Tak czy inaczej – Grzegorczyk godnie pożegnał się z posadą szkoleniowca pierwszej drużyny meczem ze Stalą Rzeszów. Po rozpoznaniu sił Arka przypuściła skuteczny atak: w cztery minuty zdobyła dwa gole, które ustawiły mecz. Najpierw po rzucie rożnym Gojnego celny strzał głową po efektownym wyskoku oddał Karol Czubak.

Był to już 15. ligowy gol w tym sezonie lidera tabeli strzelców. Co za skuteczność: przecież cała runda wiosenna przed nami!

Zaraz potem Michał Marcjanik popisał się dalekim, 60-metrowym podaniem, po którym na czystą pozycję wyszedł Gruzin Tornike Gaprindaszwili.

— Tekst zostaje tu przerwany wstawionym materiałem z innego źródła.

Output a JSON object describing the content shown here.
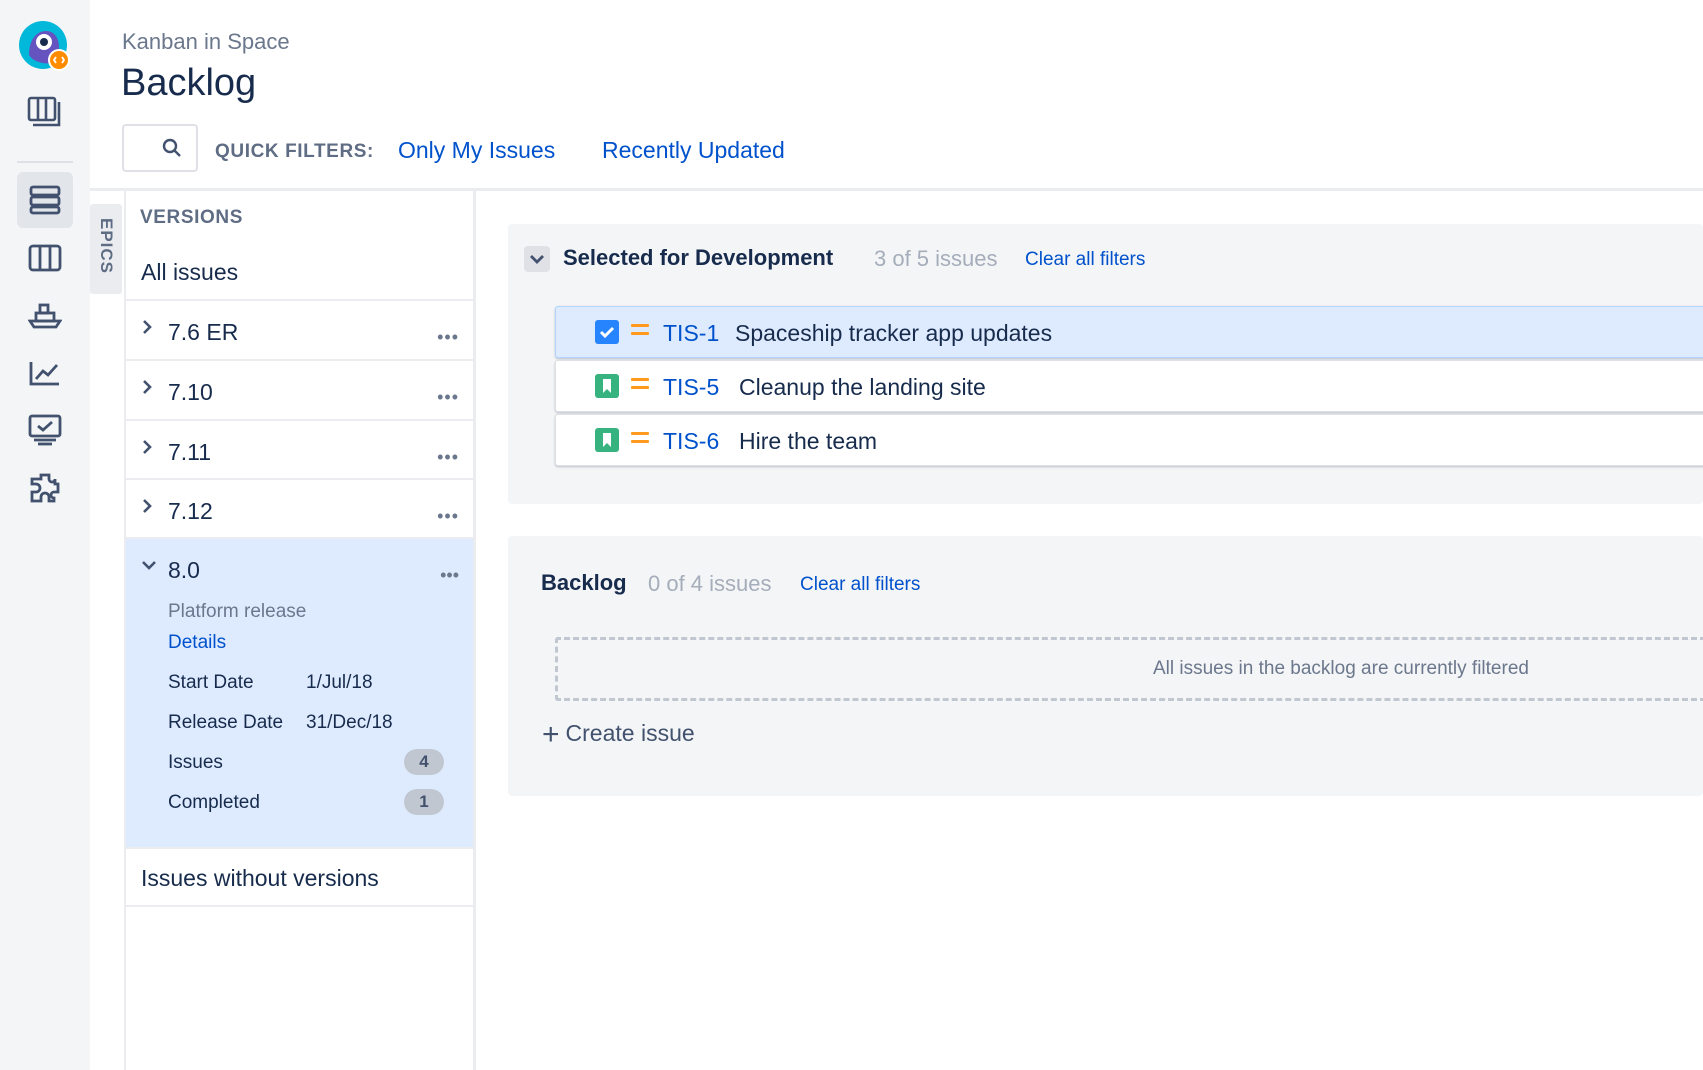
{
  "header": {
    "breadcrumb": "Kanban in Space",
    "title": "Backlog",
    "quick_filters_label": "QUICK FILTERS:",
    "quick_filters": [
      "Only My Issues",
      "Recently Updated"
    ]
  },
  "epics_tab": "EPICS",
  "versions": {
    "heading": "VERSIONS",
    "all_issues": "All issues",
    "items": [
      {
        "name": "7.6 ER",
        "more": "•••"
      },
      {
        "name": "7.10",
        "more": "•••"
      },
      {
        "name": "7.11",
        "more": "•••"
      },
      {
        "name": "7.12",
        "more": "•••"
      }
    ],
    "expanded": {
      "name": "8.0",
      "more": "•••",
      "description": "Platform release",
      "details_link": "Details",
      "start_label": "Start Date",
      "start_value": "1/Jul/18",
      "release_label": "Release Date",
      "release_value": "31/Dec/18",
      "issues_label": "Issues",
      "issues_count": "4",
      "completed_label": "Completed",
      "completed_count": "1"
    },
    "without": "Issues without versions"
  },
  "sprint": {
    "title": "Selected for Development",
    "count": "3 of 5 issues",
    "clear": "Clear all filters",
    "issues": [
      {
        "key": "TIS-1",
        "summary": "Spaceship tracker app updates",
        "type": "task-icon",
        "selected": true
      },
      {
        "key": "TIS-5",
        "summary": "Cleanup the landing site",
        "type": "story-icon",
        "selected": false
      },
      {
        "key": "TIS-6",
        "summary": "Hire the team",
        "type": "story-icon",
        "selected": false
      }
    ]
  },
  "backlog": {
    "title": "Backlog",
    "count": "0 of 4 issues",
    "clear": "Clear all filters",
    "empty_message": "All issues in the backlog are currently filtered",
    "create_label": "Create issue"
  },
  "colors": {
    "accent": "#0052cc",
    "selected_bg": "#deebff",
    "story": "#36b37e",
    "task": "#2684ff",
    "priority_medium": "#ff991f"
  }
}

Efektownym lobem zdobył on drugą bramkę.

Stal nie była w stanie w pierwszej połowie odpowiedzieć. Groźny strzał reprezentanta Luksemburga Sebastiena Thilla to jednak trochę zbyt mało. To raczej Arka była bliżej kolejnych bramek, grała swobodnie - tyle że nieskutecznie.

Rozbudzone nadzieje

Po przerwie gospodarze długo kontrolowali grę, spokojnie utrzymując się przy piłce. Wyglądało jakby trochę czekali, co zrobi rywal. A rywal... po godzinie gry zdobył kontaktową bramkę: po centrze Thilla z rzutu rożnego dobrym strzałem głową popisał się stoper Kami Kościelny. Goście uwierzyli, że jeszcze coś w tym meczu mogą zdziałać. Na więcej nie było ich już jednak stać. Wyrównać nie byli w stanie.

Przez ostatnie pół godziny w drużynie gości zagrał 16-letni napastnik Jakub Kaczówka. Ledwie dzień wcześniej grał w drużynie CLJ i strzelił w nim gola rówieśnikom z Górnika Zabrze. Tym razem już się nie udało, ale z pewnością będzie dostawał kolejne szanse.

Ostatecznie Arka wzięła więc rewanż za pierwszy mecz między obiema drużynami na starcie sezonu. Wtedy, w pierwszej kolejce wygrali rzeszowianie 1:0.